What are machine politics? Feel free to draw reference from the political power brokers that you saw in Gangs of New York. This will be woefully inadequate, as far as analogies go, but perhaps it will at least offer a small frame of reference. My goal in reading this was to better contextualize the nuances of the Lebanese political experience, contrasted slightly from, say, Saudi Arabia, where all authority emanates from the crown and is leached from by the hundreds of powerful and semi-powerful princes. In the case of Lebanon, there does not appear to be any central governing authority, with power instead resting in the hands of several well-placed political actors. They are difficult to dislodge, assuming that you would want to do so.
(But there are so many countries in the Middle East, how are we to possibly understand them all??? (Start by reading the article linked here and excerpted below:)).
In principle, the Future Movement’s constituents desire a strong traditional state.
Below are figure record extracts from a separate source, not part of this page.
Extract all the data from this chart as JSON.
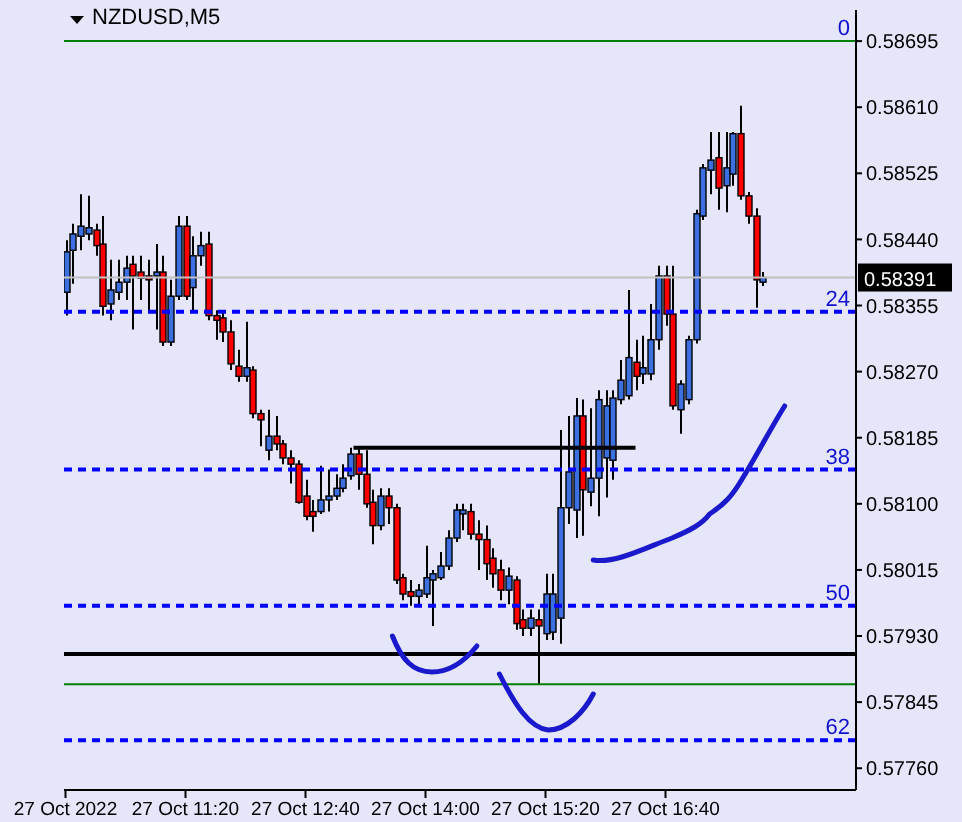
{
  "chart_data": {
    "type": "candlestick",
    "title": "NZDUSD,M5",
    "x": [
      "2022-10-27T10:00",
      "2022-10-27T10:05",
      "2022-10-27T10:10",
      "2022-10-27T10:15",
      "2022-10-27T10:20",
      "2022-10-27T10:25",
      "2022-10-27T10:30",
      "2022-10-27T10:35",
      "2022-10-27T10:40",
      "2022-10-27T10:45",
      "2022-10-27T10:50",
      "2022-10-27T10:55",
      "2022-10-27T11:00",
      "2022-10-27T11:05",
      "2022-10-27T11:10",
      "2022-10-27T11:15",
      "2022-10-27T11:20",
      "2022-10-27T11:25",
      "2022-10-27T11:30",
      "2022-10-27T11:35",
      "2022-10-27T11:40",
      "2022-10-27T11:45",
      "2022-10-27T11:50",
      "2022-10-27T11:55",
      "2022-10-27T12:00",
      "2022-10-27T12:05",
      "2022-10-27T12:10",
      "2022-10-27T12:15",
      "2022-10-27T12:20",
      "2022-10-27T12:25",
      "2022-10-27T12:30",
      "2022-10-27T12:35",
      "2022-10-27T12:40",
      "2022-10-27T12:45",
      "2022-10-27T12:50",
      "2022-10-27T12:55",
      "2022-10-27T13:00",
      "2022-10-27T13:05",
      "2022-10-27T13:10",
      "2022-10-27T13:15",
      "2022-10-27T13:20",
      "2022-10-27T13:25",
      "2022-10-27T13:30",
      "2022-10-27T13:35",
      "2022-10-27T13:40",
      "2022-10-27T13:45",
      "2022-10-27T13:50",
      "2022-10-27T13:55",
      "2022-10-27T14:00",
      "2022-10-27T14:05",
      "2022-10-27T14:10",
      "2022-10-27T14:15",
      "2022-10-27T14:20",
      "2022-10-27T14:25",
      "2022-10-27T14:30",
      "2022-10-27T14:35",
      "2022-10-27T14:40",
      "2022-10-27T14:45",
      "2022-10-27T14:50",
      "2022-10-27T14:55",
      "2022-10-27T15:00",
      "2022-10-27T15:05",
      "2022-10-27T15:10",
      "2022-10-27T15:15",
      "2022-10-27T15:20",
      "2022-10-27T15:25",
      "2022-10-27T15:30",
      "2022-10-27T15:35",
      "2022-10-27T15:40",
      "2022-10-27T15:45",
      "2022-10-27T15:50",
      "2022-10-27T15:55",
      "2022-10-27T16:00",
      "2022-10-27T16:05",
      "2022-10-27T16:10",
      "2022-10-27T16:15",
      "2022-10-27T16:20",
      "2022-10-27T16:25",
      "2022-10-27T16:30",
      "2022-10-27T16:35",
      "2022-10-27T16:40",
      "2022-10-27T16:45",
      "2022-10-27T16:50",
      "2022-10-27T16:55",
      "2022-10-27T17:00",
      "2022-10-27T17:05",
      "2022-10-27T17:10",
      "2022-10-27T17:15",
      "2022-10-27T17:20",
      "2022-10-27T17:25",
      "2022-10-27T17:30",
      "2022-10-27T17:35",
      "2022-10-27T17:40",
      "2022-10-27T17:45"
    ],
    "ohlc": [
      [
        0.58372,
        0.58439,
        0.58342,
        0.58424
      ],
      [
        0.58426,
        0.5846,
        0.58383,
        0.58447
      ],
      [
        0.58444,
        0.58498,
        0.58426,
        0.58457
      ],
      [
        0.58447,
        0.58496,
        0.58439,
        0.58455
      ],
      [
        0.58452,
        0.5846,
        0.58419,
        0.58432
      ],
      [
        0.58434,
        0.5847,
        0.58342,
        0.58354
      ],
      [
        0.58357,
        0.58414,
        0.58336,
        0.58375
      ],
      [
        0.58372,
        0.58414,
        0.58362,
        0.58385
      ],
      [
        0.58385,
        0.58419,
        0.58362,
        0.58403
      ],
      [
        0.58408,
        0.58419,
        0.58324,
        0.58393
      ],
      [
        0.58398,
        0.58419,
        0.58362,
        0.5839
      ],
      [
        0.58393,
        0.58414,
        0.58349,
        0.58388
      ],
      [
        0.58393,
        0.58434,
        0.58324,
        0.58398
      ],
      [
        0.58398,
        0.58419,
        0.58303,
        0.58308
      ],
      [
        0.58308,
        0.58388,
        0.58303,
        0.58367
      ],
      [
        0.58367,
        0.5847,
        0.58362,
        0.58457
      ],
      [
        0.58457,
        0.5847,
        0.58362,
        0.58367
      ],
      [
        0.58378,
        0.58444,
        0.58349,
        0.58419
      ],
      [
        0.58419,
        0.5845,
        0.58406,
        0.58432
      ],
      [
        0.58434,
        0.5845,
        0.58336,
        0.58342
      ],
      [
        0.58342,
        0.58349,
        0.58311,
        0.58336
      ],
      [
        0.58339,
        0.58349,
        0.58308,
        0.58321
      ],
      [
        0.58321,
        0.58336,
        0.58272,
        0.5828
      ],
      [
        0.58277,
        0.58298,
        0.58257,
        0.58264
      ],
      [
        0.58264,
        0.58334,
        0.58257,
        0.58275
      ],
      [
        0.58272,
        0.58277,
        0.5821,
        0.58216
      ],
      [
        0.58216,
        0.58221,
        0.58174,
        0.58208
      ],
      [
        0.58169,
        0.58221,
        0.58156,
        0.58187
      ],
      [
        0.58187,
        0.58213,
        0.58169,
        0.58177
      ],
      [
        0.58177,
        0.58182,
        0.58151,
        0.58159
      ],
      [
        0.58159,
        0.58169,
        0.58126,
        0.58151
      ],
      [
        0.58151,
        0.58156,
        0.581,
        0.58102
      ],
      [
        0.5811,
        0.58131,
        0.58079,
        0.58084
      ],
      [
        0.5809,
        0.58105,
        0.58064,
        0.58084
      ],
      [
        0.5809,
        0.58149,
        0.58087,
        0.58105
      ],
      [
        0.58105,
        0.58144,
        0.5809,
        0.5811
      ],
      [
        0.5811,
        0.58138,
        0.58105,
        0.5812
      ],
      [
        0.5812,
        0.58151,
        0.58115,
        0.58133
      ],
      [
        0.58136,
        0.58172,
        0.58131,
        0.58164
      ],
      [
        0.58164,
        0.58172,
        0.58118,
        0.58138
      ],
      [
        0.58138,
        0.58169,
        0.58095,
        0.581
      ],
      [
        0.58102,
        0.58118,
        0.58048,
        0.58072
      ],
      [
        0.58072,
        0.5812,
        0.58066,
        0.5811
      ],
      [
        0.5811,
        0.5812,
        0.58074,
        0.58095
      ],
      [
        0.58095,
        0.581,
        0.57997,
        0.58002
      ],
      [
        0.58005,
        0.5801,
        0.57976,
        0.57984
      ],
      [
        0.57987,
        0.58002,
        0.57969,
        0.57981
      ],
      [
        0.57981,
        0.57997,
        0.57971,
        0.57989
      ],
      [
        0.57984,
        0.58046,
        0.57979,
        0.58005
      ],
      [
        0.58002,
        0.58015,
        0.57943,
        0.5801
      ],
      [
        0.58005,
        0.58038,
        0.58002,
        0.5802
      ],
      [
        0.5802,
        0.58066,
        0.58015,
        0.58056
      ],
      [
        0.58056,
        0.581,
        0.58051,
        0.58092
      ],
      [
        0.58087,
        0.581,
        0.58066,
        0.58092
      ],
      [
        0.5809,
        0.581,
        0.58054,
        0.58061
      ],
      [
        0.58061,
        0.58079,
        0.58015,
        0.58054
      ],
      [
        0.58054,
        0.58072,
        0.58002,
        0.58023
      ],
      [
        0.5803,
        0.58043,
        0.57992,
        0.5801
      ],
      [
        0.58015,
        0.58028,
        0.57976,
        0.57989
      ],
      [
        0.57989,
        0.58018,
        0.57971,
        0.58007
      ],
      [
        0.58002,
        0.58007,
        0.57938,
        0.57946
      ],
      [
        0.57951,
        0.57964,
        0.5793,
        0.5794
      ],
      [
        0.5794,
        0.57964,
        0.5793,
        0.57953
      ],
      [
        0.57951,
        0.57964,
        0.57868,
        0.57943
      ],
      [
        0.57933,
        0.5801,
        0.57925,
        0.57984
      ],
      [
        0.57935,
        0.5801,
        0.57925,
        0.57984
      ],
      [
        0.57953,
        0.58195,
        0.5792,
        0.58095
      ],
      [
        0.58095,
        0.58213,
        0.58074,
        0.58141
      ],
      [
        0.58092,
        0.58236,
        0.58056,
        0.58213
      ],
      [
        0.58213,
        0.58234,
        0.58059,
        0.58118
      ],
      [
        0.58115,
        0.58223,
        0.58097,
        0.58133
      ],
      [
        0.58133,
        0.58246,
        0.58084,
        0.58234
      ],
      [
        0.58159,
        0.58246,
        0.58108,
        0.58226
      ],
      [
        0.58156,
        0.58246,
        0.58131,
        0.58236
      ],
      [
        0.58234,
        0.58285,
        0.58228,
        0.58259
      ],
      [
        0.58239,
        0.58375,
        0.58234,
        0.58288
      ],
      [
        0.58282,
        0.58311,
        0.58246,
        0.58264
      ],
      [
        0.58267,
        0.58316,
        0.58254,
        0.58275
      ],
      [
        0.58267,
        0.58357,
        0.58259,
        0.58311
      ],
      [
        0.58311,
        0.58406,
        0.58298,
        0.58393
      ],
      [
        0.58393,
        0.58406,
        0.58329,
        0.58344
      ],
      [
        0.58344,
        0.58406,
        0.58221,
        0.58226
      ],
      [
        0.58221,
        0.58259,
        0.5819,
        0.58254
      ],
      [
        0.58234,
        0.58316,
        0.58228,
        0.58311
      ],
      [
        0.58311,
        0.58478,
        0.58306,
        0.58473
      ],
      [
        0.5847,
        0.58537,
        0.58465,
        0.58532
      ],
      [
        0.58529,
        0.58578,
        0.58498,
        0.58542
      ],
      [
        0.58545,
        0.58578,
        0.58478,
        0.58506
      ],
      [
        0.58509,
        0.58578,
        0.58475,
        0.58532
      ],
      [
        0.58524,
        0.58578,
        0.58509,
        0.58576
      ],
      [
        0.58576,
        0.58612,
        0.58491,
        0.58496
      ],
      [
        0.58496,
        0.58501,
        0.5846,
        0.5847
      ],
      [
        0.5847,
        0.5848,
        0.58352,
        0.58388
      ],
      [
        0.58385,
        0.58398,
        0.5838,
        0.58391
      ]
    ],
    "series": [
      {
        "type": "line",
        "color": "#000000",
        "x": [
          "2022-10-27T13:12",
          "2022-10-27T16:20"
        ],
        "values": [
          0.58172,
          0.58172
        ]
      }
    ],
    "xlim": [
      "2022-10-27T09:59",
      "2022-10-27T18:47"
    ],
    "xticks": [
      {
        "value": "2022-10-27T10:00",
        "label": "27 Oct 2022"
      },
      {
        "value": "2022-10-27T11:20",
        "label": "27 Oct 11:20"
      },
      {
        "value": "2022-10-27T12:40",
        "label": "27 Oct 12:40"
      },
      {
        "value": "2022-10-27T14:00",
        "label": "27 Oct 14:00"
      },
      {
        "value": "2022-10-27T15:20",
        "label": "27 Oct 15:20"
      },
      {
        "value": "2022-10-27T16:40",
        "label": "27 Oct 16:40"
      }
    ],
    "ylim": [
      0.57732,
      0.58735
    ],
    "yticks": [
      0.58695,
      {
        "value": 0.5861,
        "label": "0.58610"
      },
      0.58525,
      {
        "value": 0.5844,
        "label": "0.58440"
      },
      0.58355,
      {
        "value": 0.5827,
        "label": "0.58270"
      },
      0.58185,
      {
        "value": 0.581,
        "label": "0.58100"
      },
      0.58015,
      {
        "value": 0.5793,
        "label": "0.57930"
      },
      0.57845,
      {
        "value": 0.5776,
        "label": "0.57760"
      }
    ],
    "ref_lines": [
      {
        "axis": "y",
        "value": 0.58391,
        "label": "0.58391",
        "color": "#c0c0c0",
        "line_style": "solid"
      },
      {
        "axis": "y",
        "value": 0.58695,
        "color": "#008000",
        "line_style": "solid"
      },
      {
        "axis": "y",
        "value": 0.58347,
        "color": "#0000ff",
        "line_style": "dashed"
      },
      {
        "axis": "y",
        "value": 0.58144,
        "color": "#0000ff",
        "line_style": "dashed"
      },
      {
        "axis": "y",
        "value": 0.57969,
        "color": "#0000ff",
        "line_style": "dashed"
      },
      {
        "axis": "y",
        "value": 0.57796,
        "color": "#0000ff",
        "line_style": "dashed"
      },
      {
        "axis": "y",
        "value": 0.57907,
        "color": "#000000",
        "line_style": "solid"
      },
      {
        "axis": "y",
        "value": 0.57868,
        "color": "#008000",
        "line_style": "solid"
      }
    ],
    "annotations": [
      {
        "text": "0",
        "y": 0.58695
      },
      {
        "text": "24",
        "y": 0.58347
      },
      {
        "text": "38",
        "y": 0.58144
      },
      {
        "text": "50",
        "y": 0.57969
      },
      {
        "text": "62",
        "y": 0.57796
      }
    ],
    "grid": false,
    "legend": false
  }
}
In practice, the Future Movement’s political bosses (known colloquially as zaims) subordinate financial, economic, and social development to party loyalty and communal identity. If the state’s governing bodies are not in harmony with the governing zaims, then citizens suffer neglect until their many bickering bosses resolve their differences. When “quorum is complete,” the boss’s political interests still take precedence. The mechanics of the Hariri dynasty in its home city of Sidon show how a dysfunctional national order is built block by block, neighborhood by neighborhood, political broker by political broker — and explain how the entire country of Lebanon remains under the control of a small number of powerful families, and why it is so difficult for new entrants to compete independently, even at the municipal level.